Dr Sara Howden is a recognized leader in human reprogramming and genome engineering technologies. As a National Health and Medical Research Council postdoctoral fellow at the University of Wisconsin, working with Professor James Thomson, she established an improved episomal reprogramming system, enabling the efficient generation of iPSCs from human fibroblasts using xeno-free conditions. She has extensive experience with genome engineering technologies and was the first to report targeted gene repair in patient-specific iPSCs.
Sara has subsequently developed novel Cas9 variants for improved gene-editing outcomes and a one-step protocol that enables the rapid and efficient generation of gene-edited iPSC from human skin or blood. These methodologies have been adopted by many researchers in the international stem cell research community and are routinely applied within the MCRI Gene-editing Core Facility, which was established by her in 2017 and has generated hundreds of custom edited iPSC lines for researchers locally and internationally.
Sara has also generated a large variety of lineage-specific reporter lines, which has led to improved methods for the directed differentiation of iPSC-derived cell types and tissues.

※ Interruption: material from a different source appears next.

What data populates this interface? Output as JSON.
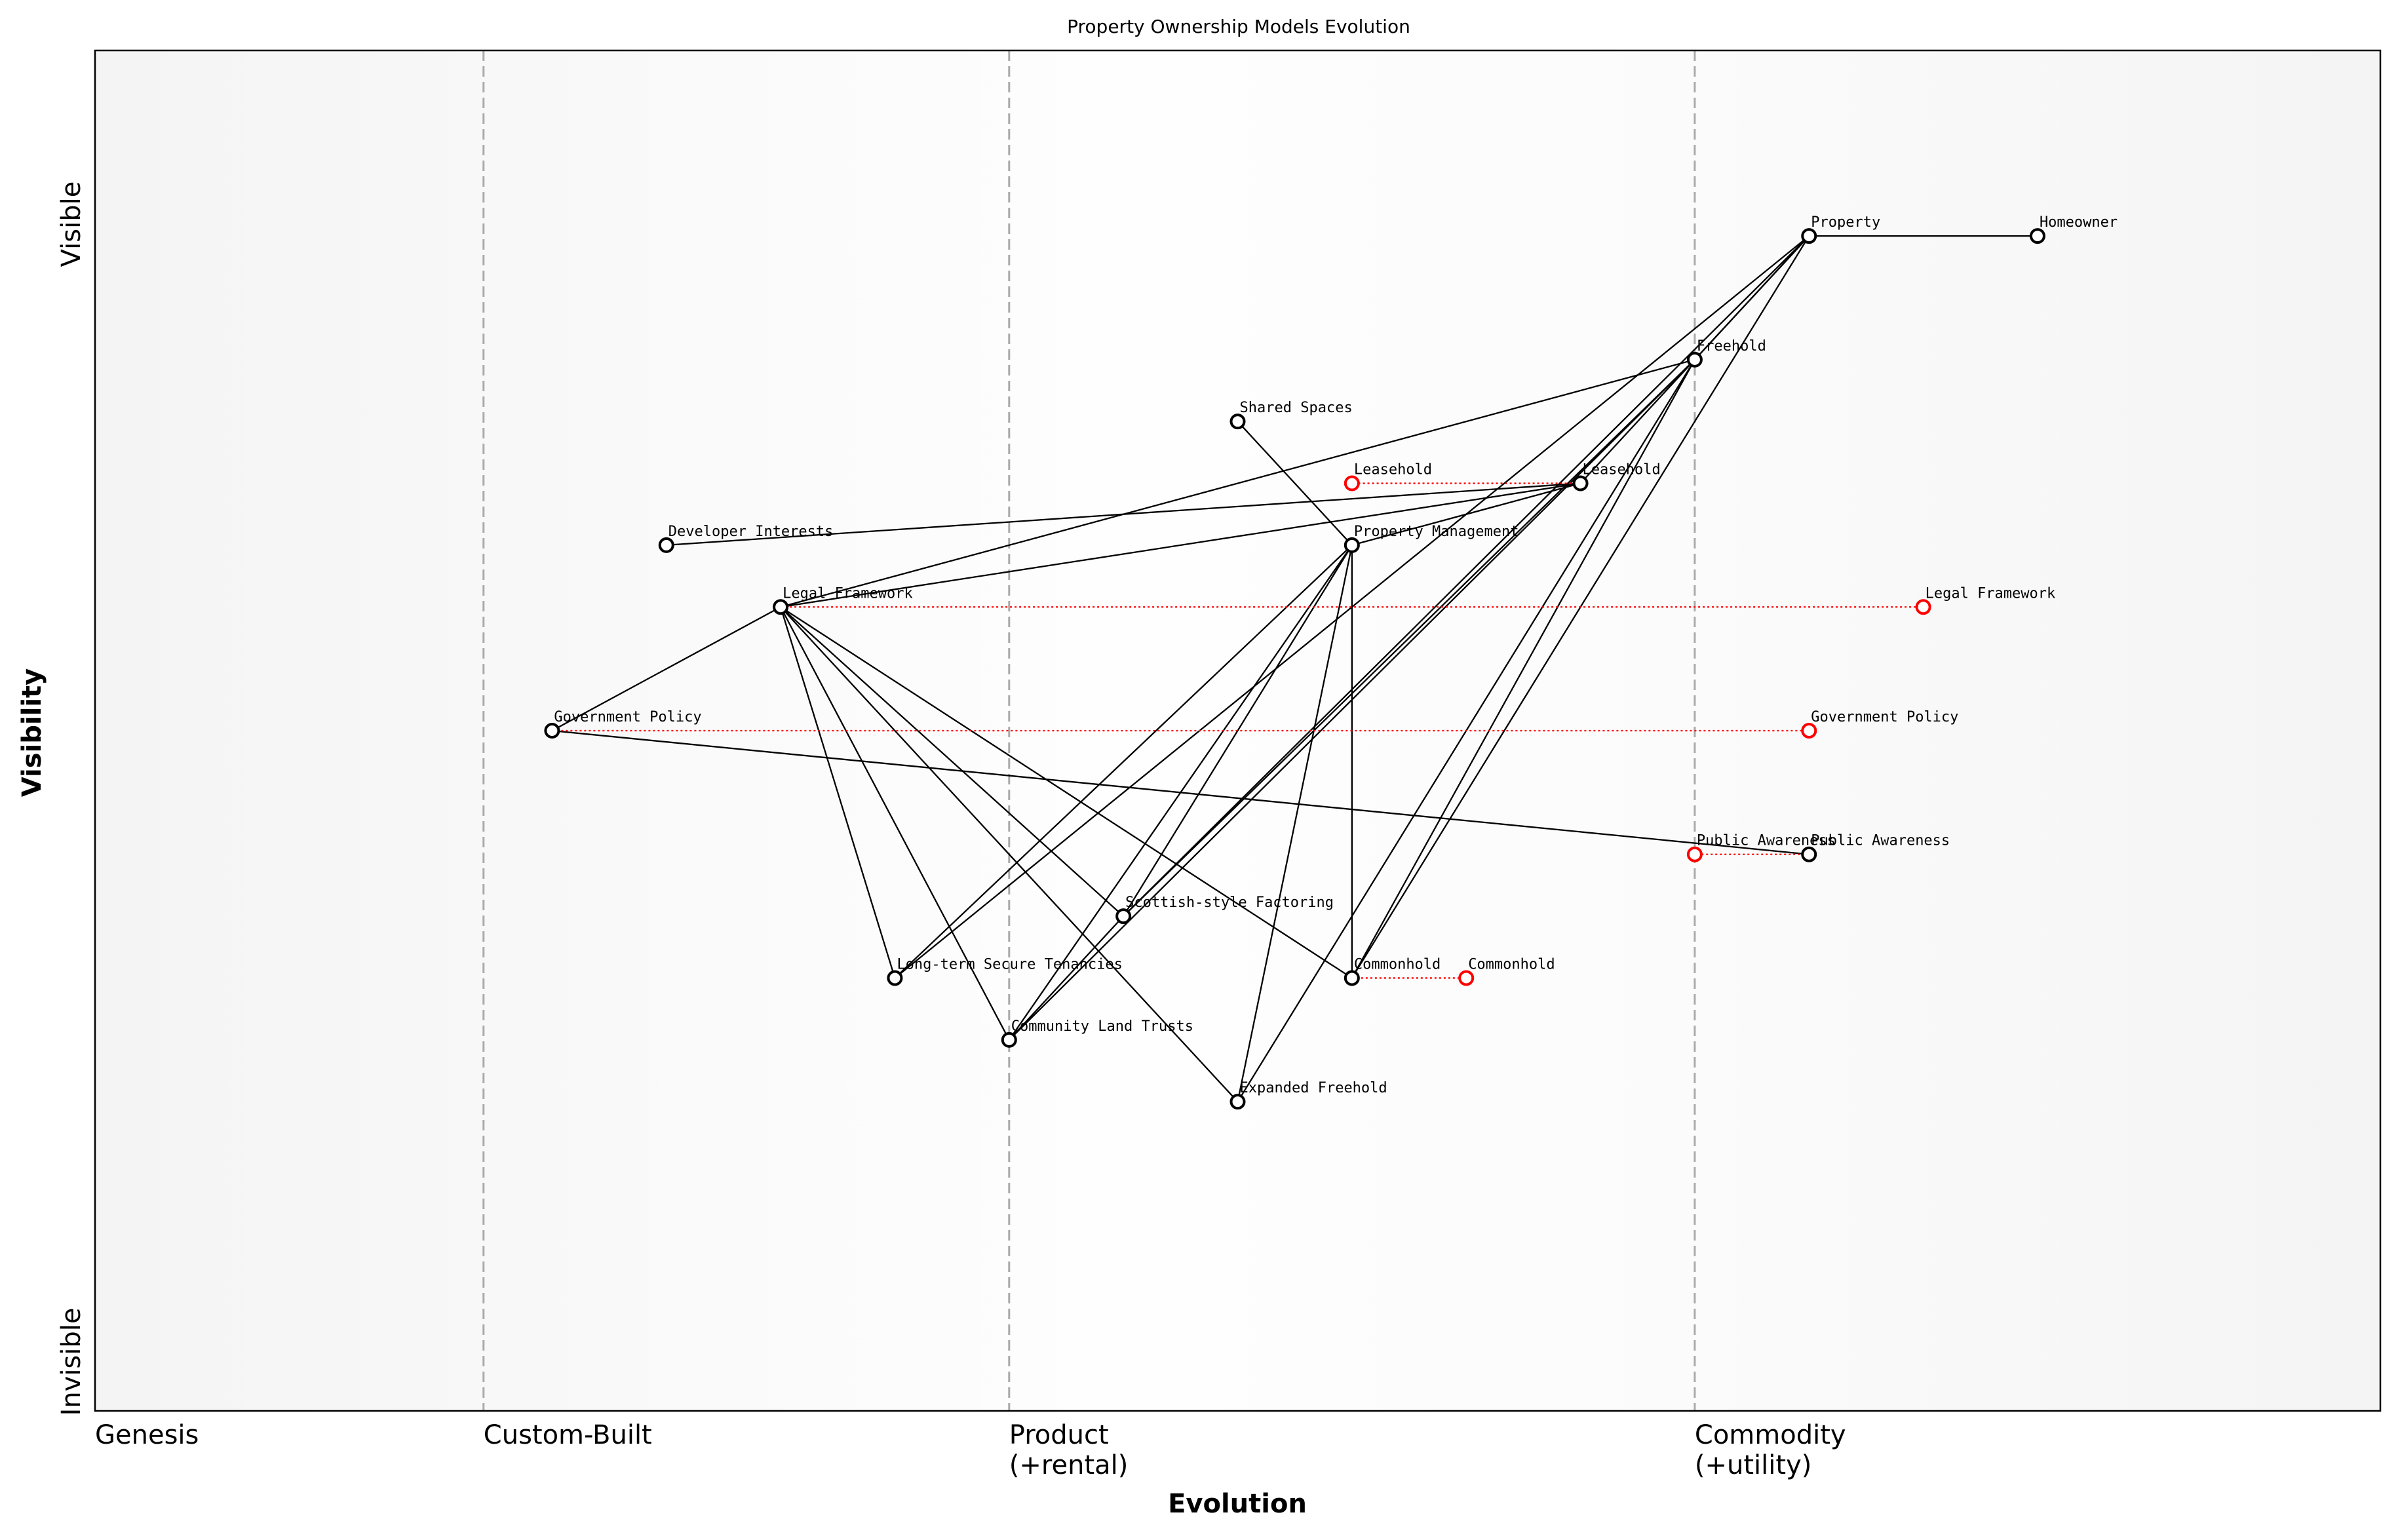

Many of these resources have been widely distributed and are publicly available through the facility.
“ Our state-of-the-art facility produces high quality, genetically engineered pluripotent stem cells for Australian researchers and have the potential to generate all of the different cell types that make up the human body. With support from other platforms available within the Phenomics Australia network, these powerful resources can be used in a vast range of applications, including human development, disease modeling and drug development studies.”
“Our team is also actively engaged in supporting the next generation of stem cell researchers by providing hands-on training to individuals or small groups onsite within our facility.”